Finding Text
2022-002 The County’s internal controls were inadequate for ensuring compliance with federal suspension and debarment requirements.
Assistance Listing Number and Title: 21.027, COVID-19 – Coronavirus
State and Local Fiscal Recovery
Funds
Federal Grantor Name: U.S. Department of the Treasury
Federal Award/Contract Number: N/A
Pass-through Entity Name: N/A
Pass-through Award/Contract Number: N/A
Known Questioned Cost Amount: $0
Prior Year Audit Finding: N/A
Background
The purpose of the Coronavirus State and Local Fiscal Recovery Funds (SLFRF) program is to respond to the COVID-19 pandemic’s negative effects on public health and the economy, provide premium pay to essential workers during the pandemic, provide government services to the extent COVID-19 caused a reduction in revenues collected, and make necessary investments in water, sewer, or broadband infrastructure. In 2022, the County spent $834,112 in program funds.
Federal regulations require recipients to establish and follow internal controls that ensure compliance with program requirements. These controls include understanding program requirements and monitoring the effectiveness of established controls.
Federal requirements prohibit recipients from contracting with or purchasing from parties suspended or debarred from doing business with the federal government. Whenever the County enters into contracts or purchases goods or services that it expects to equal or exceed $25,000, paid all or in part with federal funds, it must verify the contractors have not been suspended, debarred, or otherwise excluded.
The County may accomplish this verification by collecting a written certification from the contractor, adding a clause or condition into the contract that states the contractor is not suspended or debarred, or checking for exclusion records in the U.S. General Services Administration’s System for Award Management at SAM.gov. The County must perform this verification before entering into the contract or charging all or part of the costs of the contract to a federal award and must keep documentation demonstrating compliance with this federal requirement.
Description of Condition
Our audit found the County’s controls were ineffective for ensuring that it verified the suspension and debarment status of contractors paid $25,000 or more, all or in part with federal funds. Specifically, the County did not obtain a written certification, include a clause in the contract, or search for exclusion records in SAM.gov to verify that four contractors subject to this requirement were not suspended or debarred before entering into the contract or charging costs to the federal award. The County paid these contractors $775,044 in fiscal year 2022.

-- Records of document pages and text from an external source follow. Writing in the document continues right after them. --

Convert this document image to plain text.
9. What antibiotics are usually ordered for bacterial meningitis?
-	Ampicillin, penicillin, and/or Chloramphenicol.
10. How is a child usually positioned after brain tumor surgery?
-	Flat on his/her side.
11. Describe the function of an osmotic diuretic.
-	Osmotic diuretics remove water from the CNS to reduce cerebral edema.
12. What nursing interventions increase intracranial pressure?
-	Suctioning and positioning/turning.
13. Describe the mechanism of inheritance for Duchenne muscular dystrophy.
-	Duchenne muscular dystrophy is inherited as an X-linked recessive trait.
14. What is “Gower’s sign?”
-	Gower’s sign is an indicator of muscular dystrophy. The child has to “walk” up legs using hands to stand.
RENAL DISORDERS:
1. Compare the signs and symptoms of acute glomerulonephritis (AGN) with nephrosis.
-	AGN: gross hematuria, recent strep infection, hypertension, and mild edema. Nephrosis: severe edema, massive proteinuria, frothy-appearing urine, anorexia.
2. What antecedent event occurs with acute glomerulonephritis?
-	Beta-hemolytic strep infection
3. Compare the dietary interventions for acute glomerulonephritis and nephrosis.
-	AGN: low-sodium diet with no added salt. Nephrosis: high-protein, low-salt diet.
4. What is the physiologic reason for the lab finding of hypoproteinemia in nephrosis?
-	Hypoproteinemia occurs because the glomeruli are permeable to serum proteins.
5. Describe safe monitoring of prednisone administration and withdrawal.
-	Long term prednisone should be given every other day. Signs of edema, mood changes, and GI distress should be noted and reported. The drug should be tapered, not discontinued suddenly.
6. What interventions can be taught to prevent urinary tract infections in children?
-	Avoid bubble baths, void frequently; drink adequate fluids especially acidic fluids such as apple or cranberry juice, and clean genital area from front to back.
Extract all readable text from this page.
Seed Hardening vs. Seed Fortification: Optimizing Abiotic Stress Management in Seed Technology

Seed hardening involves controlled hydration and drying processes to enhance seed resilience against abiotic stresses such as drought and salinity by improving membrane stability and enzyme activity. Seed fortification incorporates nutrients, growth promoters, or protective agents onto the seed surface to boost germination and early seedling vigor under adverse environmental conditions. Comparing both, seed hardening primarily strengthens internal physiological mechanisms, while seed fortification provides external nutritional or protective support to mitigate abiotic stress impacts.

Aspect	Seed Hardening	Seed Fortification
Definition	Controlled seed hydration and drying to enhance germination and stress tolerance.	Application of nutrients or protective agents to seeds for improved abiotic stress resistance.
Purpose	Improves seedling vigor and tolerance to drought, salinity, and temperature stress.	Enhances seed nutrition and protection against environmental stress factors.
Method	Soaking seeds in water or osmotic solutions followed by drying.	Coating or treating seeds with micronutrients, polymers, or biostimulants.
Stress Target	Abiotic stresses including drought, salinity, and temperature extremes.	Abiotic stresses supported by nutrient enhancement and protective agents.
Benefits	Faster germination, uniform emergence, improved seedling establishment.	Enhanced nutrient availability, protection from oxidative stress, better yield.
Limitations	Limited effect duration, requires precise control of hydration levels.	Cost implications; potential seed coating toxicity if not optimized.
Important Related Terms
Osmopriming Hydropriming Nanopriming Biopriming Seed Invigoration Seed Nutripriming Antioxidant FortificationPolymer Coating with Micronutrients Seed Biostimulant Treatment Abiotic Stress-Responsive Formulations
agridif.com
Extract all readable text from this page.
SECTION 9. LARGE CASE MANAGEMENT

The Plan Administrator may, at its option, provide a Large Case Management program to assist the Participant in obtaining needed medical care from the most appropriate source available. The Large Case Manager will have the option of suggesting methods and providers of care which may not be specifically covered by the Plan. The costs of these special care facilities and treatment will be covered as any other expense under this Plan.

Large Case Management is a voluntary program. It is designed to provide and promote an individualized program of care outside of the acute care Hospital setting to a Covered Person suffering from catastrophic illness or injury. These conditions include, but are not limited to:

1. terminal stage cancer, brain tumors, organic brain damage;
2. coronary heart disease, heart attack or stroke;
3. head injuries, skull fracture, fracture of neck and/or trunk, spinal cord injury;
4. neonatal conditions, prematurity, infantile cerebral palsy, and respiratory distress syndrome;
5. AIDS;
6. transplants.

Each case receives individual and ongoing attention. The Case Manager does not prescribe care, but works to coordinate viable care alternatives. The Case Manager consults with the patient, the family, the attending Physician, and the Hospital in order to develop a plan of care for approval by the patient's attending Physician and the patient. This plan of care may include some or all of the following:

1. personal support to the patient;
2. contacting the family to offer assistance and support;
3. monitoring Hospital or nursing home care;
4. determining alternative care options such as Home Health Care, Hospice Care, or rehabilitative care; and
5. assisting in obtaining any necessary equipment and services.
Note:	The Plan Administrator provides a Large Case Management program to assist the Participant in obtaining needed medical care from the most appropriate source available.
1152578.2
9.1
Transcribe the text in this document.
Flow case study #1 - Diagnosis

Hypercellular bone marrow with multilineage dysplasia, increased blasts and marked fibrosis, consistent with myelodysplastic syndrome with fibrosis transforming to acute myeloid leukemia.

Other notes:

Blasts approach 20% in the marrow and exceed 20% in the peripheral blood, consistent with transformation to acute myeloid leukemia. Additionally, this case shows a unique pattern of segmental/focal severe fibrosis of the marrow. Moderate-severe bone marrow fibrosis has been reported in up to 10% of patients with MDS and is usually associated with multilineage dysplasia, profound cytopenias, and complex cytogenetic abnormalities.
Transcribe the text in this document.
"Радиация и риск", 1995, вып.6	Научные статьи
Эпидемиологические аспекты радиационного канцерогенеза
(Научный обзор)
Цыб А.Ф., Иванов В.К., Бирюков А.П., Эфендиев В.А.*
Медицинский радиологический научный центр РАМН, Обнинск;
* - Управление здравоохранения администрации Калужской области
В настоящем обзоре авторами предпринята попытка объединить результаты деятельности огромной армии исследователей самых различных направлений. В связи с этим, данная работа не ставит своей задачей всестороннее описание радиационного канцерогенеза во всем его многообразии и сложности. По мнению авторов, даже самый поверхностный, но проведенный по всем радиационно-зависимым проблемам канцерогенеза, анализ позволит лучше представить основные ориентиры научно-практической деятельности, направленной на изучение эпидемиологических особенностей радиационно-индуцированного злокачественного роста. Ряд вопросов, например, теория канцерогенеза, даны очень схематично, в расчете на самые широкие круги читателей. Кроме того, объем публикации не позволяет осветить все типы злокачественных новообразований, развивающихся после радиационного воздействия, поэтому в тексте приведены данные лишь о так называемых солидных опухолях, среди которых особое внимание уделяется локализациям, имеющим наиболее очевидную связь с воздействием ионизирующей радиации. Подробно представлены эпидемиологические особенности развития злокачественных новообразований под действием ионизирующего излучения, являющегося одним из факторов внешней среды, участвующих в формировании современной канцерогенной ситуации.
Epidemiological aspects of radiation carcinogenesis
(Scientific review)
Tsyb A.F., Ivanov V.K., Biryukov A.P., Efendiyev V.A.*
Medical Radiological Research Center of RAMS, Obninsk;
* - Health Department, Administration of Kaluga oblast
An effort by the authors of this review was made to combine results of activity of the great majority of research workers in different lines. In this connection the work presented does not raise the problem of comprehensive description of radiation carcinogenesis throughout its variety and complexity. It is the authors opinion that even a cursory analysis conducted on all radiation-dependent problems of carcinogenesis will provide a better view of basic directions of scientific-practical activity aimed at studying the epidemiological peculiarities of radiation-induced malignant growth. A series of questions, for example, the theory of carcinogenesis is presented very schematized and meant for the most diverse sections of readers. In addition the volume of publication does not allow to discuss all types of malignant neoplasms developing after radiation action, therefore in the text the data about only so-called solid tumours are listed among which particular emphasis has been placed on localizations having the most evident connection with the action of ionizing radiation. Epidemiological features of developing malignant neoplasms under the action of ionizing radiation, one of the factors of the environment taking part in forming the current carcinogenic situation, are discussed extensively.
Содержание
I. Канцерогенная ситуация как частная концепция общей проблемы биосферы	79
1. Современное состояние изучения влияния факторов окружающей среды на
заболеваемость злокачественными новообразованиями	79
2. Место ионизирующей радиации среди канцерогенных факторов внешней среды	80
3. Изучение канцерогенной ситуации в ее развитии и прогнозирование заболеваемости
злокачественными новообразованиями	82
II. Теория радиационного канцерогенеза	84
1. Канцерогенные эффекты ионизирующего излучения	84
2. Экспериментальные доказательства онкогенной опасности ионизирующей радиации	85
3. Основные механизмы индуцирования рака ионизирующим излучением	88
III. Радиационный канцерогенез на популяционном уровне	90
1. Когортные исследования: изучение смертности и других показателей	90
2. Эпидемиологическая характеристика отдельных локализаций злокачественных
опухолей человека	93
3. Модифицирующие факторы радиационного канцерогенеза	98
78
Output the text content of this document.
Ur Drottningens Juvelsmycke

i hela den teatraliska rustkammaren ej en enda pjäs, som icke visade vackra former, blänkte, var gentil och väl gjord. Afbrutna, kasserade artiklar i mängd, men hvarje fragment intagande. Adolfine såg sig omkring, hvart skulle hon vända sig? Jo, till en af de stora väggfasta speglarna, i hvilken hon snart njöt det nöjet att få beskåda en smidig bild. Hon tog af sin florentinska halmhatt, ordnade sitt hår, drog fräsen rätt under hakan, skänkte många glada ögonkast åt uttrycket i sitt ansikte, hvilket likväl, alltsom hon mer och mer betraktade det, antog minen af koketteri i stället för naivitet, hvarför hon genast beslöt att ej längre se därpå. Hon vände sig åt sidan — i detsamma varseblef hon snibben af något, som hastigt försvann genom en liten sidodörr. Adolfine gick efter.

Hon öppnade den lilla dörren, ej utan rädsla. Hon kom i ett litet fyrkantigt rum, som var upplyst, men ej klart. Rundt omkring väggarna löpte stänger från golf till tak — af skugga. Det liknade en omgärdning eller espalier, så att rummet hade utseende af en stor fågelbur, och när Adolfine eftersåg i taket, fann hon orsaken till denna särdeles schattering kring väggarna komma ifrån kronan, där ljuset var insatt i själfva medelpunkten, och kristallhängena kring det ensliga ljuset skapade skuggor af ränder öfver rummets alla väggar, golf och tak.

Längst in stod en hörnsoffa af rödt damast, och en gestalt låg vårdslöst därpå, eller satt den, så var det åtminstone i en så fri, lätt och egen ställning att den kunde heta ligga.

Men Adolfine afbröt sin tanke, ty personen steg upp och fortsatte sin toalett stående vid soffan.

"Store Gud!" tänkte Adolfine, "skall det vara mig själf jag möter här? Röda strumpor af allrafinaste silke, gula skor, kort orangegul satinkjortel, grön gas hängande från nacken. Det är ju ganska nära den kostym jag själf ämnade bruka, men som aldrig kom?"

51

We consider this deficiency in internal controls to be a material weakness that led to material noncompliance.
Cause of Condition
County staff responsible for the purchases were not aware of the federal requirements for suspension and debarment, so they did not have a process to ensure they verified each contractor’s suspension and debarment status before entering into covered transactions.
Effect of Condition
Without this verification, the County increases its risk of providing federal funds to contractors that are excluded from participating in federal programs. Any payments made to an ineligible party would be unallowable, and the federal grantor could potentially recover them.
We subsequently verified the contractors were not suspended and debarred, so we are not questioning costs.
Recommendation
We recommend the County establish internal controls to verify all contractors it expects to pay $25,000 or more, all or in part with federal funds, are not suspended or debarred from participating in federal programs. We also recommend the County maintain documentation demonstrating compliance with this requirement.
County’s Response
Chelan County agrees with the recommendation stated above. All Grant Managers have been briefed on the requirement to check that funds recipients are not on the Federal suspension and debarment list. The Auditor’s office will monitor all managers to ensure this requirement is completed. Increasing the number of participants in the review process should prevent the repeat of the above-mentioned material weaknesses.
Auditor’s Remarks
We appreciate the County’s commitment to resolving the issues noted and will follow up during the next audit.
Applicable Laws and Regulations
Title 2 U.S. Code of Federal Regulations (CFR) Part 200, Uniform Administrative Requirements, Cost Principles, and Audit Requirements for Federal Awards (Uniform Guidance), section 516, Audit findings, establishes reporting requirements for audit findings.
Title 2 CFR Part 200, Uniform Guidance, section 303, Internal controls, describes the requirements for auditees to maintain internal controls over federal programs and comply with federal program requirements.
The American Institute of Certified Public Accountants defines significant deficiencies and material weaknesses in its Codification of Statements on Auditing Standards, section 935, Compliance Audits, paragraph 11.
Title 2 CFR Part 180, OMB Guidelines to Agencies on Governmentwide Debarment and Suspension (Nonprocurement), establishes nonprocurement debarment and suspension regulations implementing Executive Orders 12549 and 12689.